El camino del servicio es el antídoto más eficaz contra el síndrome de la búsqueda de los primeros lugares; es la medicina para los escaladores, esta búsqueda de los primeros lugares, que infecta a muchos contextos humanos y no perdona ni a los cristianos, al pueblo de Dios, ni a la jerarquía eclesiástica. Por lo tanto, como discípulos de Cristo, recibamos este Evangelio como un llamado a la conversión, a atestiguar con coraje y generosidad a una Iglesia que se inclina a los pies de los últimos para servirles con amor y sencillez. ¡Qué la Virgen María, que se adhirió plena y humildemente a la voluntad de Dios, nos ayude a seguir a Jesús con alegría en el camino del servicio, el camino seguro que conduce al Cielo!

Después del ángelus

Queridos hermanos y hermanas,

Ayer, en Málaga (España), fue beatificado el sacerdote jesuita Tiburcio Arnáiz Muñoz, fundador de las Misioneros de las Doctrinas Rurales. Demos gracias al Señor por el testimonio de este entregado ministro de la Reconciliación e incansable anunciador del Evangelio, especialmente entre los humildes y los olvidados. Su ejemplo nos impulsa a ser operadores de misericordia y misioneros valientes en cualquier ambiente. Que su intercesión apoye nuestro viaje.
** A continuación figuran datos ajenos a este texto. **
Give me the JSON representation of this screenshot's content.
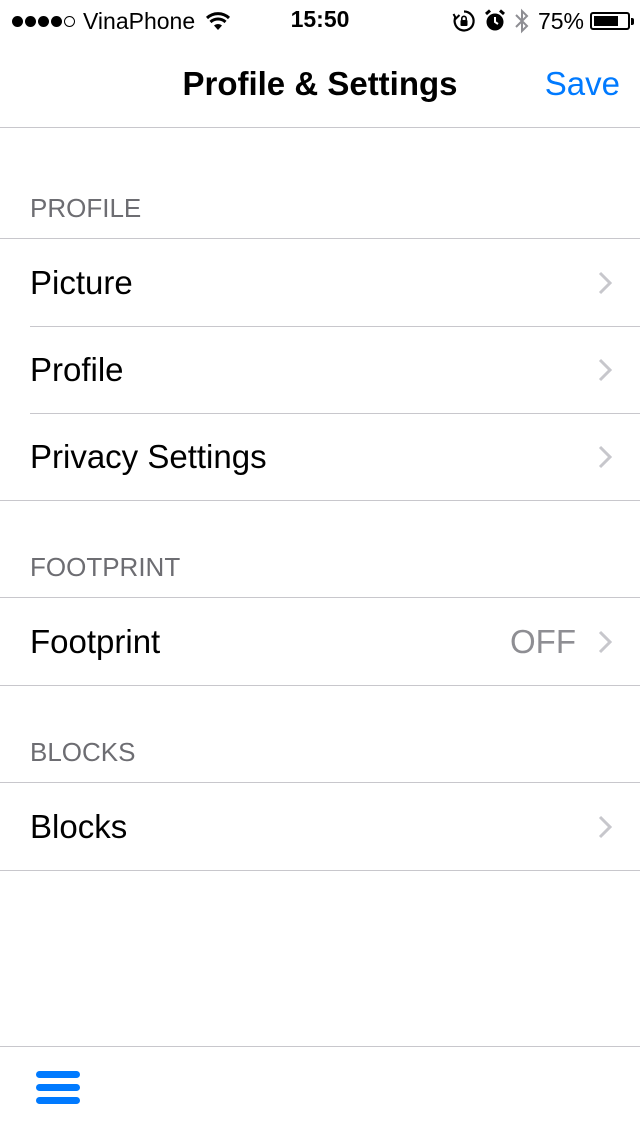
{
  "status_bar": {
    "carrier": "VinaPhone",
    "time": "15:50",
    "battery_percent": "75%",
    "battery_level": 0.75,
    "signal_bars_filled": 4,
    "signal_bars_total": 5,
    "icons": [
      "wifi-icon",
      "rotation-lock-icon",
      "alarm-icon",
      "bluetooth-icon",
      "battery-icon"
    ]
  },
  "nav": {
    "title": "Profile & Settings",
    "save_label": "Save"
  },
  "sections": {
    "profile": {
      "header": "PROFILE",
      "items": [
        {
          "label": "Picture"
        },
        {
          "label": "Profile"
        },
        {
          "label": "Privacy Settings"
        }
      ]
    },
    "footprint": {
      "header": "FOOTPRINT",
      "items": [
        {
          "label": "Footprint",
          "value": "OFF"
        }
      ]
    },
    "blocks": {
      "header": "BLOCKS",
      "items": [
        {
          "label": "Blocks"
        }
      ]
    }
  },
  "toolbar": {
    "menu_icon": "hamburger-menu-icon"
  },
  "colors": {
    "accent": "#007aff",
    "separator": "#c8c7cc",
    "section_header_text": "#6d6d72",
    "secondary_value_text": "#8e8e93",
    "chevron": "#c7c7cc"
  }
}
Un aplauso al beato Tiburcio.

Hoy celebramos la Jornada Mundial de las Misiones con el tema «Junto con los jóvenes, llevemos el Evangelio a todos». Junto con los jóvenes: ¡este es el camino! Y es la realidad que, gracias a Dios, estamos experimentando en estos días en el Sínodo dedicado a ellos: escuchándolos e involucrándolos, descubrimos tantos testimonios de jóvenes que han encontrado en Jesús el significado y la alegría de la vida. Y a menudo lo han encontrado gracias a otros jóvenes, ya partícipes de esta compañía de hermanos y hermanas suyos que es la Iglesia. Oremos para que a las nuevas generaciones no les falte el anuncio de la fe y la llamada a colaborar en la misión de la Iglesia. Pienso en tantos cristianos, hombres y mujeres, laicos, consagrados, sacerdotes, obispos, que han gastado su vida y la han gastan aún lejos de su tierra natal, anunciando el Evangelio. A ellos nuestro amor, nuestra gratitud y nuestra oración.

Recemos por ellos un «Ave, María».

Y ahora saludo a todos vosotros, peregrinos de Italia y de varios países. En particular, a los de la diócesis de Płock y de la escuela «San Juan Pablo  II» de Kartuzy, en Polonia, los de Braço do Norte (Brasil), Santa Fe (Nuevo México) y del Liceo «Saint Chaumond» de Poitiers (Francia). Y un grupo de jóvenes de Buenos Aires y Córdoba, Argentina. Saludo a la Orden Trinitaria Secular Italiana y a los niños del «Villaggio dei semplici» de San Cataldo, en Sicilia. Y también a los que van a recibir la confirmación de Galzignano, que veo allí.

Un pensamiento especial va al grupo de Caritas Internationalis, dirigido por su presidente, el  cardenal Luís Antonio Tagle, con algunos obispos y personas procedentes de varios países del mundo. Habéis hecho un breve peregrinaje a Roma para expresar el deseo de caminar juntos, aprendiendo así a conocerse mejor. Aliento esta iniciativa de «compartir el camino», que se promueve en muchas ciudades y que puede transformar nuestra relación con los migrantes. ¡Muchas gracias a Caritas!

Y os deseo a todos un buen domingo. Por favor no os olvidéis de  rezar por mí.